Just a few moments ago there was a loud knock on the front door. This is odd. I work from home. Everyone knows we only use the backdoor here.

When I open the door, I’m relieved to see it’s just a salesman. I’m just happy it’s not an election year politician or pesty Jehovah’s witness. Those groups seem to have a passion for my front porch.

His intro was weak and, perhaps purposefully, a bit confusing. He acted as though I should know who he is, which was clever, cause I found myself asking questions.

“Where are you from?” – I’m a college student from Minnesota.

“Are you with the schools?” –No

“What are you selling?” –Educational Supplies

I tried to be nice, explaining I’m at work right now and can’t talk. He chatters on and it becomes immediately apparent he’s going to keep talking, to never stop, to take every polite refusal as an opportunity to continue the conversation.

And I admire him for it. He’s doing the hardest job in the world, staring rejection straight in the face and knocking doors in spite of it.

So how do I handle this plucky young man?  Simple. I close the door in his face and head back upstairs.

On my way, some of the spring leaves my step. I feel guilty. I should have given him some encouragement. He’s putting in incredible effort and it takes major guts to go door to door.

Then I realize my rejection is a gift. If his goal is to sell stuff and I know I’m not going to buy, then every minute I spend talking to him is a minute of his I’m wasting. How rude!

The moment this young man chooses a path, all other options wink out of existence. Before he knocks on my door, the dream is alive. He can picture me inviting him in and buying a bucketload of books. As long as he doesn’t knock, the dream is still alive.

But that’s all it is, a dream. Some dreams will never become reality. I won’t play for the NBA. I won’t ever pilot the space shuttle. And I am never going to buy anything from a door to door salesman. Never! It’s simply against my philosophy of purchasing. I wait until I need something, then I go looking for it. I never clip coupons. I never pursue sales. I never buy anything when the vendor initiates contact. Never!

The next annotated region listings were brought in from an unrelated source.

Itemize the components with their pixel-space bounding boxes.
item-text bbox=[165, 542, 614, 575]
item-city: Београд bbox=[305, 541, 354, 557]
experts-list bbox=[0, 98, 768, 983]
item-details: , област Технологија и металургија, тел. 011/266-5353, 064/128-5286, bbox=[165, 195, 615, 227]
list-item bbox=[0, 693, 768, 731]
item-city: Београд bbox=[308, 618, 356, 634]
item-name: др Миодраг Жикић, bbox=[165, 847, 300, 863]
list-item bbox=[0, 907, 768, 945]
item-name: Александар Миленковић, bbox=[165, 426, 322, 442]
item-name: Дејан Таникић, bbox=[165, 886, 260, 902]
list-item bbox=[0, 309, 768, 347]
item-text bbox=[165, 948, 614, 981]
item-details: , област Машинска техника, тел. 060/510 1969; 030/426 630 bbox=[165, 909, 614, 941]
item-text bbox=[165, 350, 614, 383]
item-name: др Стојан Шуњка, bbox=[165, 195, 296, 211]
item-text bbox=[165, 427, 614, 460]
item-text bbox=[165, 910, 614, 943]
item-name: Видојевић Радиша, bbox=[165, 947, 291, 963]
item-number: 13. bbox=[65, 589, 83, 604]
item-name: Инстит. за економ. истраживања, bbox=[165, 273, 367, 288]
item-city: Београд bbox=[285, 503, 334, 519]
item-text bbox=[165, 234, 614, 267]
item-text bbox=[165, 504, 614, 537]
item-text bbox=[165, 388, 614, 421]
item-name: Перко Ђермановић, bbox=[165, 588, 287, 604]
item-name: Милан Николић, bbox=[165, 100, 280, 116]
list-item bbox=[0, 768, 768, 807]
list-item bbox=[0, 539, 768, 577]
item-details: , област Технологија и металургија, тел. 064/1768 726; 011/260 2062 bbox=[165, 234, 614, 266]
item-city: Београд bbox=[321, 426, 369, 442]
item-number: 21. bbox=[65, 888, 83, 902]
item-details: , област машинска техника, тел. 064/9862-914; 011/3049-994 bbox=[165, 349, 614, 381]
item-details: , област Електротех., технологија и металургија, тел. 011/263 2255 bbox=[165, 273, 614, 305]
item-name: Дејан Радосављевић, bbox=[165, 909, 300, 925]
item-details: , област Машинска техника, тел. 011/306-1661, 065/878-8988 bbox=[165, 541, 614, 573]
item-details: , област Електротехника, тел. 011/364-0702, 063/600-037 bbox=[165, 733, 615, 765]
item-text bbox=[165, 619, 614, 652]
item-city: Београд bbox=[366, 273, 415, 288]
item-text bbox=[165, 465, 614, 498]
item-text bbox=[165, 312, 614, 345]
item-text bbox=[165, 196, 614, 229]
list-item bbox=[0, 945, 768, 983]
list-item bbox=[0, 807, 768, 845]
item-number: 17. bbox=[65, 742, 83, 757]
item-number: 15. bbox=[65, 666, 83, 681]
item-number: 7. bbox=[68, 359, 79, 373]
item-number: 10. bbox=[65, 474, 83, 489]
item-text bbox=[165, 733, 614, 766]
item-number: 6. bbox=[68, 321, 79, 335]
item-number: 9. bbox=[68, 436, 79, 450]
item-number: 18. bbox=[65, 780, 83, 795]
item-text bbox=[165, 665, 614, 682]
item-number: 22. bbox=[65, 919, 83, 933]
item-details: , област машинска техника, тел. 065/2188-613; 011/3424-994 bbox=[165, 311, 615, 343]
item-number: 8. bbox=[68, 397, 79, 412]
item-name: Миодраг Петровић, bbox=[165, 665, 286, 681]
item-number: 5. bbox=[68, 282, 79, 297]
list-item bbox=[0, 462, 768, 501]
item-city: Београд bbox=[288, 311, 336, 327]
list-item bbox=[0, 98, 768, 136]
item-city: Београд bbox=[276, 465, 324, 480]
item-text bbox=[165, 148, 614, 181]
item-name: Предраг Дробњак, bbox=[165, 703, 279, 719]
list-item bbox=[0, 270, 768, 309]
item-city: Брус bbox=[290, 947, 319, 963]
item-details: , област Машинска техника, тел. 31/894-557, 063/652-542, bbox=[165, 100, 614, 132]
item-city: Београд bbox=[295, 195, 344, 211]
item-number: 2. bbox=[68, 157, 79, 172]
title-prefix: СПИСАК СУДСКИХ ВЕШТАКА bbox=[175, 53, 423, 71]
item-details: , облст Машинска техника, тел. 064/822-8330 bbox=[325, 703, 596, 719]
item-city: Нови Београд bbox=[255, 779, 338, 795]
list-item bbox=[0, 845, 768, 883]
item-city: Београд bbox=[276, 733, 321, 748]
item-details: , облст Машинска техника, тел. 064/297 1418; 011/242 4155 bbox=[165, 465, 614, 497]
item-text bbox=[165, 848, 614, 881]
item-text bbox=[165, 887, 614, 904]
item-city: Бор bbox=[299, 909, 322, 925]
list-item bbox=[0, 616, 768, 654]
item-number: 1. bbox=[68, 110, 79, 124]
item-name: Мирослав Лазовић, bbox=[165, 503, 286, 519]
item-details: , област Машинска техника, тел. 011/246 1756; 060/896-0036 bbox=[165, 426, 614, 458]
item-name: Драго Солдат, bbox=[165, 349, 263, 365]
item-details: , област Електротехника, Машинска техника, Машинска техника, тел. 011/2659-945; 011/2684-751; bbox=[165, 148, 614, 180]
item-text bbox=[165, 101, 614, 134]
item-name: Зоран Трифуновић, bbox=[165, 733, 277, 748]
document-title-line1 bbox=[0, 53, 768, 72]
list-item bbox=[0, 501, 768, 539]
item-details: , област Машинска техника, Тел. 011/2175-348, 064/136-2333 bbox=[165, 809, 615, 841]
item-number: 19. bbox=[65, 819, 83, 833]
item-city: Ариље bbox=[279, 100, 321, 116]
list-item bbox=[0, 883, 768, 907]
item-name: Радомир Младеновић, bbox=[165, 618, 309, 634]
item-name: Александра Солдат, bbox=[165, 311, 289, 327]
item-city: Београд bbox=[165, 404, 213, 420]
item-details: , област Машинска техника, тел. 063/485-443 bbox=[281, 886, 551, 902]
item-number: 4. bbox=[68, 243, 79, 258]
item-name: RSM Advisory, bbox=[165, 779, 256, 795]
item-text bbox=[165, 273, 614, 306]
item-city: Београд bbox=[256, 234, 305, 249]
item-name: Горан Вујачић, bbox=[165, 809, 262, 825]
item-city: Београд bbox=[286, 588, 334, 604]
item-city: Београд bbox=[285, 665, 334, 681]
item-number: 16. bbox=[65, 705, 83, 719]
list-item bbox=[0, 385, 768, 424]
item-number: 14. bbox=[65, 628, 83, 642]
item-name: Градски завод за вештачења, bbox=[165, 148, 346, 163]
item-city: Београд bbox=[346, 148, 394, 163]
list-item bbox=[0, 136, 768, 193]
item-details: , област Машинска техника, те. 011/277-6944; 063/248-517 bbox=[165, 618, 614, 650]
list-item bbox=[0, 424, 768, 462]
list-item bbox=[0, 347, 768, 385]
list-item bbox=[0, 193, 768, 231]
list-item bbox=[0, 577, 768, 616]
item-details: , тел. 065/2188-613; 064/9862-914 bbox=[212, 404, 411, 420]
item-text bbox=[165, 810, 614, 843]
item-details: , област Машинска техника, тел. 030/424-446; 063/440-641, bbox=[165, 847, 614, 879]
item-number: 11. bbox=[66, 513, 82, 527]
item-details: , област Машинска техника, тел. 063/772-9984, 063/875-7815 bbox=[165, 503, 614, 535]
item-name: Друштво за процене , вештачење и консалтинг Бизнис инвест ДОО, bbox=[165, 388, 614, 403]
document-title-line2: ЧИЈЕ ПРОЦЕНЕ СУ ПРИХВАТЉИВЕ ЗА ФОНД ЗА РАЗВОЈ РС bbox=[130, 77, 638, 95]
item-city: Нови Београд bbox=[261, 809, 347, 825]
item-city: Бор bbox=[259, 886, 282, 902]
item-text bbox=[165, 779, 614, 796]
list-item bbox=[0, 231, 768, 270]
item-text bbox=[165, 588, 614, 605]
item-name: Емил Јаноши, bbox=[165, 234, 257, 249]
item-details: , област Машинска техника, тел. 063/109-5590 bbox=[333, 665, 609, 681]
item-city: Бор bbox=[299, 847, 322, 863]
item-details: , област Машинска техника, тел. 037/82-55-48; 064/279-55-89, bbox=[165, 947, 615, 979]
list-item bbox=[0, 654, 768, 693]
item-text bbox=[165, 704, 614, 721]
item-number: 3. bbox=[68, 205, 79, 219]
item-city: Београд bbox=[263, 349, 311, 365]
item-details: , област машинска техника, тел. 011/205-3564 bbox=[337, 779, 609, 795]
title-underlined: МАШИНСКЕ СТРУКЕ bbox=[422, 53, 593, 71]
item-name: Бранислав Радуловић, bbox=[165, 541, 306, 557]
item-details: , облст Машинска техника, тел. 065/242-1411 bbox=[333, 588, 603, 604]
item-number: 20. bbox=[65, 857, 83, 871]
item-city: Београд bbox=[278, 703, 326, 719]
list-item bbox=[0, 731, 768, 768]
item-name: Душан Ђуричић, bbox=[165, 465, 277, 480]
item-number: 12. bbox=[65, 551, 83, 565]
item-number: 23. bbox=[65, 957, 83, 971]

There was nothing this 19 year old kid from Minnesota could say to change my mind. And by giving him complete and unequivocal rejection, his dream goes dark. But look at all the other possibilities opening up to him. He can now find a new dream. knock on my neighbor’s door. Enter their life. Maybe sell them a few books.

And on my way up those stairs, heading back to this desk, I realize it doesn’t matter what I think or what I do. This kid from Minnesota is going places. He’s had countless dreams shattered just this morning, yet he keeps knocking.

Because he knows his supply of dreams is endless, but his supply of minutes is not.  And every time he destroys a dream, he finds the freedom to pursue another and another.

But there is a path. There is a door out there just waiting for him. And the more dreams he destroys, the more likely he is to find one that comes to life.  The boy just keeps knocking, and he’s going to find it.